Additional Hook Config APIs

SaveConfig

The SaveConfig class customizes the frequency of saving tensors. The hook takes a SaveConfig object which is applied as default to all tensors included. A collection can also have a SaveConfig object which is applied to the collection’s tensors. You can also choose to have different configuration for when to save tensors based on the mode of the job.

This class is available in the following namespaces smdebug and smdebug.{framework}.

import smdebug as smd
save_config = smd.SaveConfig(
    mode_save_configs = None,
    save_interval = 100,
    start_step = 0,
    end_step = None,
    save_steps = None,
)

Arguments

  • mode_save_configs (dict): Used for advanced cases; see details below.

  • save_interval (int): How often, in steps, to save tensors. Defaults to 500. A step is saved if step % save_interval == 0

  • start_step (int): When to start saving tensors.

  • end_step (int): When to stop saving tensors, exclusive.

  • save_steps (list[int]): Specific steps to save tensors at. Union with save_interval.

Examples

  • SaveConfig() will save at steps 0, 500, …

  • SaveConfig(save_interval=1) will save at steps 0, 1, …

  • SaveConfig(save_interval=100, end_step=200) will save at steps 0, 100

  • SaveConfig(save_interval=100, end_step=201) will save at steps 0, 100, 200

  • SaveConfig(save_interval=100, start_step=150) will save at steps 200, 300, …

  • SaveConfig(save_steps=[3, 7]) will save at steps 0, 3, 7, 500, …

Specifying different configuration based on mode

There is also a more advanced use case, where you specify a different SaveConfig for each mode. It is best understood through an example:

import smdebug as smd
smd.SaveConfig(mode_save_configs={
    smd.modes.TRAIN: smd.SaveConfigMode(save_interval=1),
    smd.modes.EVAL: smd.SaveConfigMode(save_interval=2),
    smd.modes.PREDICT: smd.SaveConfigMode(save_interval=3),
    smd.modes.GLOBAL: smd.SaveConfigMode(save_interval=4)
})

Essentially, create a dictionary mapping modes to SaveConfigMode objects. The SaveConfigMode objects take the same four parameters (save_interval, start_step, end_step, save_steps) as the main object. Any mode not specified will default to the default configuration. If a mode is provided but not all params are specified, we use the default values for non-specified parameters.


ReductionConfig

ReductionConfig allows the saving of certain reductions of tensors instead of saving the full tensor. The motivation here is to reduce the amount of data saved, and increase the speed in cases where you don’t need the full tensor. The reduction operations which are computed in the training process and then saved.
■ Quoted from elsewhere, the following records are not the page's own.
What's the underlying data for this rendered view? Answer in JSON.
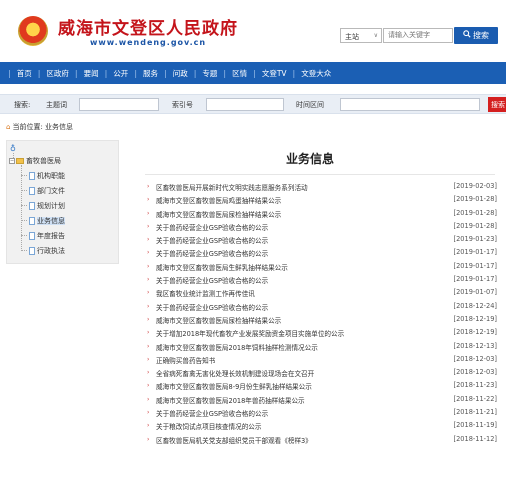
{
  "header": {
    "site_title": "威海市文登区人民政府",
    "site_url": "www.wendeng.gov.cn",
    "site_select": "主站",
    "search_placeholder": "请输入关键字",
    "search_button": "搜索"
  },
  "nav": {
    "items": [
      "首页",
      "区政府",
      "要闻",
      "公开",
      "服务",
      "问政",
      "专题",
      "区情",
      "文登TV",
      "文登大众"
    ]
  },
  "filter": {
    "search_label": "搜索:",
    "topic_label": "主题词",
    "index_label": "索引号",
    "time_label": "时间区间",
    "button": "搜索"
  },
  "breadcrumb": "当前位置: 业务信息",
  "sidebar": {
    "root": "畜牧兽医局",
    "items": [
      "机构职能",
      "部门文件",
      "规划计划",
      "业务信息",
      "年度报告",
      "行政执法"
    ],
    "selected_index": 3
  },
  "content": {
    "title": "业务信息",
    "rows": [
      {
        "title": "区畜牧兽医局开展新时代文明实践志愿服务系列活动",
        "date": "[2019-02-03]"
      },
      {
        "title": "威海市文登区畜牧兽医局鸡蛋抽样结果公示",
        "date": "[2019-01-28]"
      },
      {
        "title": "威海市文登区畜牧兽医局尿检抽样结果公示",
        "date": "[2019-01-28]"
      },
      {
        "title": "关于兽药经营企业GSP验收合格的公示",
        "date": "[2019-01-28]"
      },
      {
        "title": "关于兽药经营企业GSP验收合格的公示",
        "date": "[2019-01-23]"
      },
      {
        "title": "关于兽药经营企业GSP验收合格的公示",
        "date": "[2019-01-17]"
      },
      {
        "title": "威海市文登区畜牧兽医局生鲜乳抽样结果公示",
        "date": "[2019-01-17]"
      },
      {
        "title": "关于兽药经营企业GSP验收合格的公示",
        "date": "[2019-01-17]"
      },
      {
        "title": "我区畜牧业统计监测工作再传佳讯",
        "date": "[2019-01-07]"
      },
      {
        "title": "关于兽药经营企业GSP验收合格的公示",
        "date": "[2018-12-24]"
      },
      {
        "title": "威海市文登区畜牧兽医局尿检抽样结果公示",
        "date": "[2018-12-19]"
      },
      {
        "title": "关于增加2018年现代畜牧产业发展奖励资金项目实施单位的公示",
        "date": "[2018-12-19]"
      },
      {
        "title": "威海市文登区畜牧兽医局2018年饲料抽样检测情况公示",
        "date": "[2018-12-13]"
      },
      {
        "title": "正确购买兽药告知书",
        "date": "[2018-12-03]"
      },
      {
        "title": "全省病死畜禽无害化处理长效机制建设现场会在文召开",
        "date": "[2018-12-03]"
      },
      {
        "title": "威海市文登区畜牧兽医局8-9月份生鲜乳抽样结果公示",
        "date": "[2018-11-23]"
      },
      {
        "title": "威海市文登区畜牧兽医局2018年兽药抽样结果公示",
        "date": "[2018-11-22]"
      },
      {
        "title": "关于兽药经营企业GSP验收合格的公示",
        "date": "[2018-11-21]"
      },
      {
        "title": "关于粮改饲试点项目核查情况的公示",
        "date": "[2018-11-19]"
      },
      {
        "title": "区畜牧兽医局机关党支部组织党员干部观看《榜样3》",
        "date": "[2018-11-12]"
      }
    ]
  },
  "colors": {
    "brand_red": "#c4141b",
    "nav_blue": "#1b5fb4",
    "button_blue": "#1a5cb0",
    "filter_button_red": "#d41f1f"
  }
}
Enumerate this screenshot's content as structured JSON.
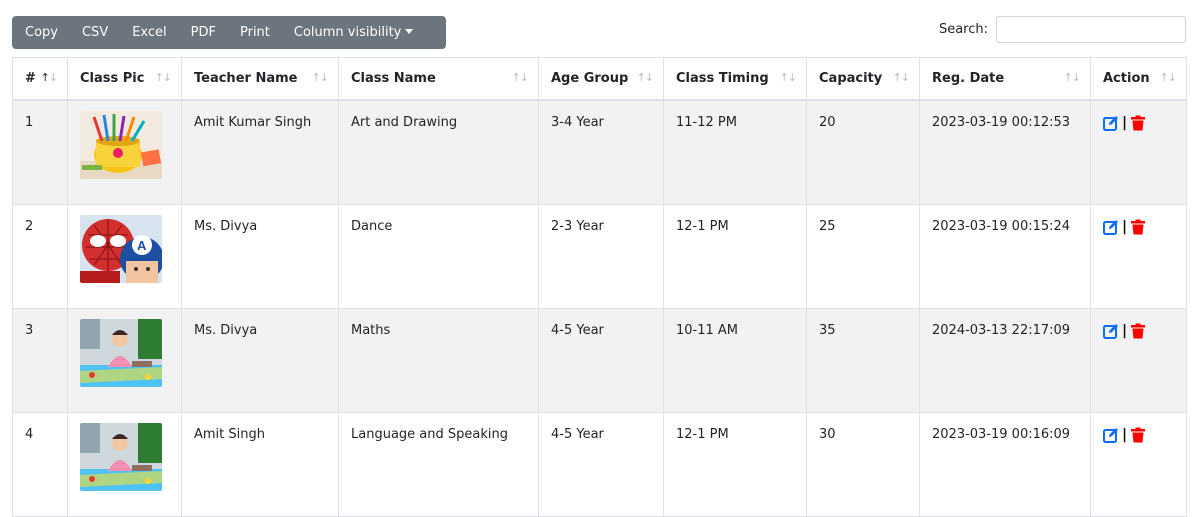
{
  "toolbar": {
    "buttons": [
      "Copy",
      "CSV",
      "Excel",
      "PDF",
      "Print",
      "Column visibility"
    ]
  },
  "search": {
    "label": "Search:",
    "value": "",
    "placeholder": ""
  },
  "table": {
    "headers": [
      "#",
      "Class Pic",
      "Teacher Name",
      "Class Name",
      "Age Group",
      "Class Timing",
      "Capacity",
      "Reg. Date",
      "Action"
    ],
    "rows": [
      {
        "num": "1",
        "teacher": "Amit Kumar Singh",
        "class_name": "Art and Drawing",
        "age_group": "3-4 Year",
        "timing": "11-12 PM",
        "capacity": "20",
        "reg_date": "2023-03-19 00:12:53",
        "pic": "art-supplies-image"
      },
      {
        "num": "2",
        "teacher": "Ms. Divya",
        "class_name": "Dance",
        "age_group": "2-3 Year",
        "timing": "12-1 PM",
        "capacity": "25",
        "reg_date": "2023-03-19 00:15:24",
        "pic": "superhero-kids-image"
      },
      {
        "num": "3",
        "teacher": "Ms. Divya",
        "class_name": "Maths",
        "age_group": "4-5 Year",
        "timing": "10-11 AM",
        "capacity": "35",
        "reg_date": "2024-03-13 22:17:09",
        "pic": "child-learning-image"
      },
      {
        "num": "4",
        "teacher": "Amit Singh",
        "class_name": "Language and Speaking",
        "age_group": "4-5 Year",
        "timing": "12-1 PM",
        "capacity": "30",
        "reg_date": "2023-03-19 00:16:09",
        "pic": "child-learning-image"
      }
    ],
    "action_separator": "|"
  },
  "colors": {
    "toolbar_bg": "#6c757d",
    "edit_icon": "#0d6efd",
    "delete_icon": "#ff0000",
    "stripe": "#f2f2f2"
  },
  "icons": {
    "sort": "sort-arrows-icon",
    "edit": "edit-square-icon",
    "delete": "trash-icon"
  }
}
During analysis, these are available as reductions of the original tensor. Please note that using reduction config means that you will not have the full tensor available during analysis, so this can restrict what you can do with the tensor saved. You can choose to also save the raw tensor along with the reductions if you so desire.
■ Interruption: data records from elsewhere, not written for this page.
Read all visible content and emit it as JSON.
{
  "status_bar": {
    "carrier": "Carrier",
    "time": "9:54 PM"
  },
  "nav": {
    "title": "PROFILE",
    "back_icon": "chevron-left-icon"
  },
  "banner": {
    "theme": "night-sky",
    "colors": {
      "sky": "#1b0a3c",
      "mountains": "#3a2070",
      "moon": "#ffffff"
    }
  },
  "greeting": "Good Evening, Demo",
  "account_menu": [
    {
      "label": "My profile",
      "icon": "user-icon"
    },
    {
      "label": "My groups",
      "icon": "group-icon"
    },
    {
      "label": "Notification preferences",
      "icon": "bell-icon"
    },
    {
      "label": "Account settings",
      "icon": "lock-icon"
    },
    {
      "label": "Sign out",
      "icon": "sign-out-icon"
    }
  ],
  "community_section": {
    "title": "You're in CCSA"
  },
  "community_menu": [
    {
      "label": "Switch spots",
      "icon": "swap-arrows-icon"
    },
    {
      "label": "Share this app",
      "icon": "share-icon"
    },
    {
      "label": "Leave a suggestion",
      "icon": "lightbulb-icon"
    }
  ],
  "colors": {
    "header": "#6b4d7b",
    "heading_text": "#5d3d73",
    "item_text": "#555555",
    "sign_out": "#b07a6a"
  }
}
The hook takes a ReductionConfig object which is applied as default to all tensors included. A collection can also have its own ReductionConfig object which is applied to the tensors belonging to that collection.

import smdebug as smd
reduction_config = smd.ReductionConfig(
    reductions = None,
    abs_reductions = None,
    norms = None,
    abs_norms = None,
    save_raw_tensor = False,
)

Arguments

  • reductions (list[str]): Takes names of reductions, choosing from “min”, “max”, “median”, “mean”, “std”, “variance”, “sum”, “prod”
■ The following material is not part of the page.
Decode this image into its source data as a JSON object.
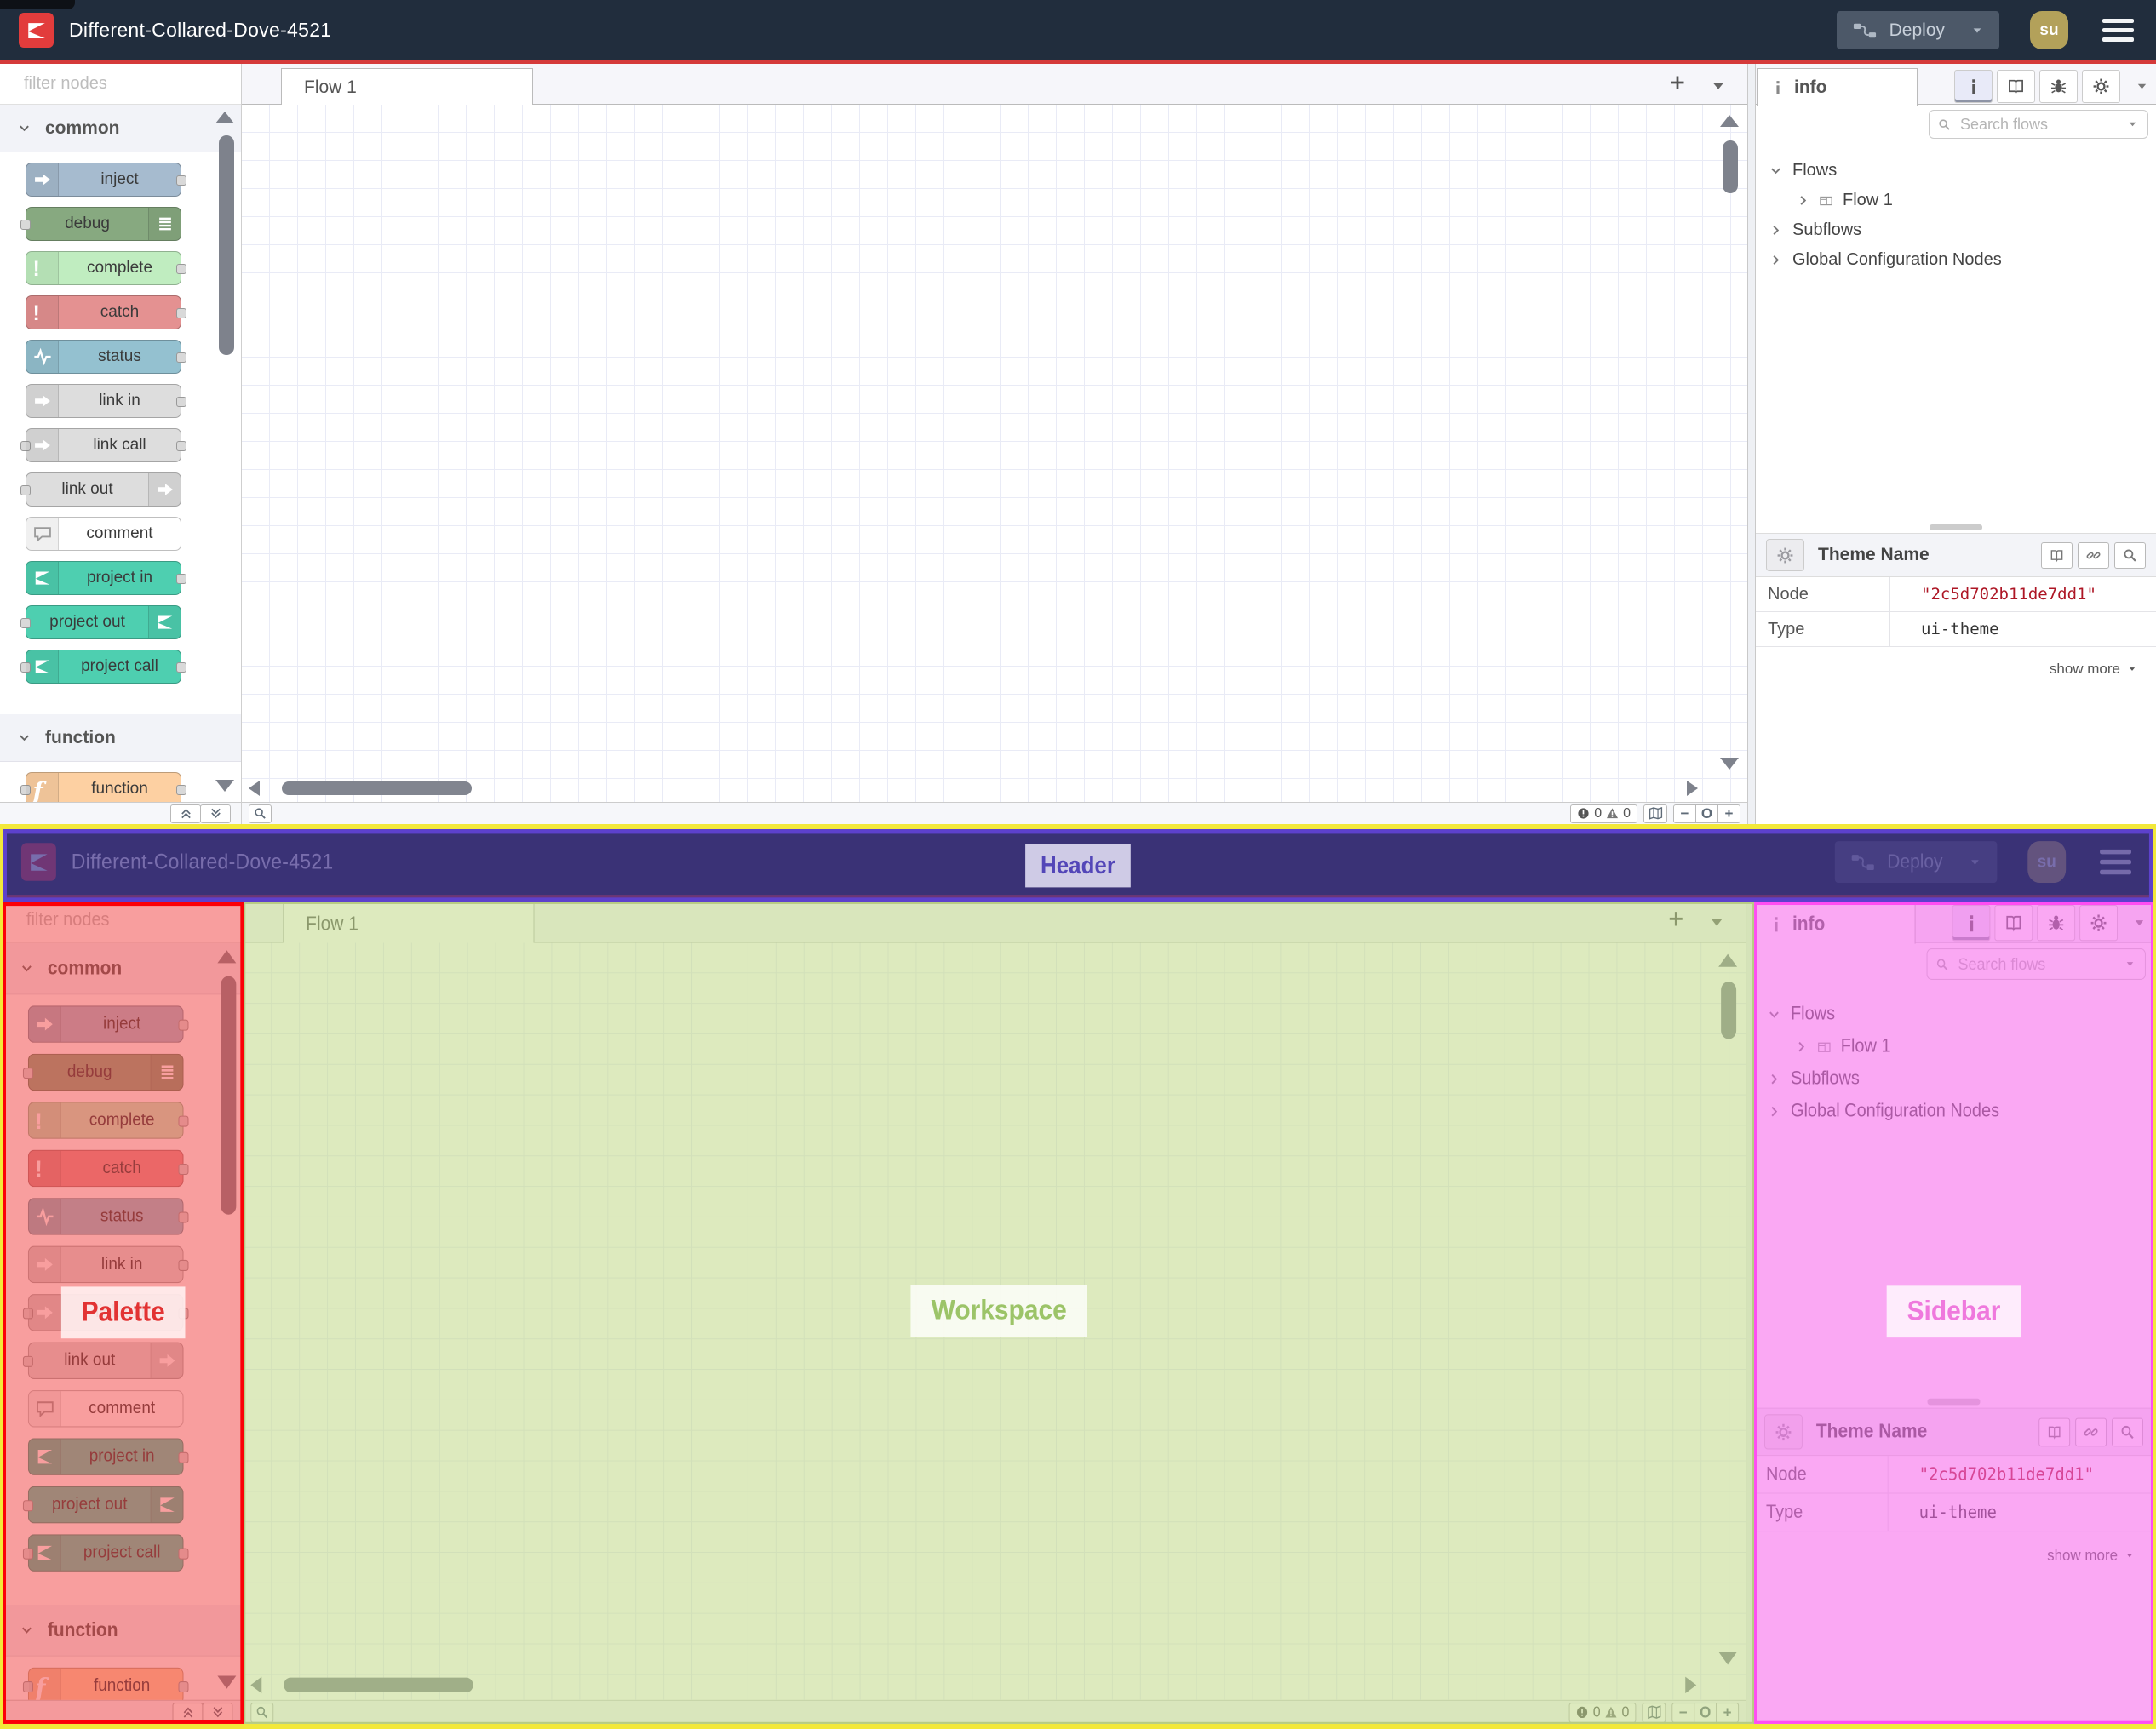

  • abs_reductions (list[str]): Same as reductions, except the reduction will be computed on the absolute value of the tensor

  • norms (list[str]): Takes names of norms to compute, choosing from “l1”, “l2”

  • abs_norms (list[str]): Same as norms, except the norm will be computed on the absolute value of the tensor

  • save_raw_tensor (bool): Saves the tensor directly, in addition to other desired reductions

For example,

ReductionConfig(reductions=['std', 'variance'], abs_reductions=['mean'], norms=['l1'])

will save the standard deviation and variance, the mean of the absolute value, and the l1 norm.

Configuration using SageMaker Python SDK

The reductions are passed as part of the “reductions” parameter to HookParameters or Collection Parameters. Refer Configuring Hook using SageMaker Python SDK and Configuring Collection using SageMaker Python SDK for more on that.

The parameter “reductions” can take a comma separated string consisting of the following values:

min
max
median
mean
std
variance
sum
prod
l1
l2
abs_min
abs_max
abs_median
abs_mean
abs_std
abs_variance
abs_sum
abs_prod
abs_l1
abs_l2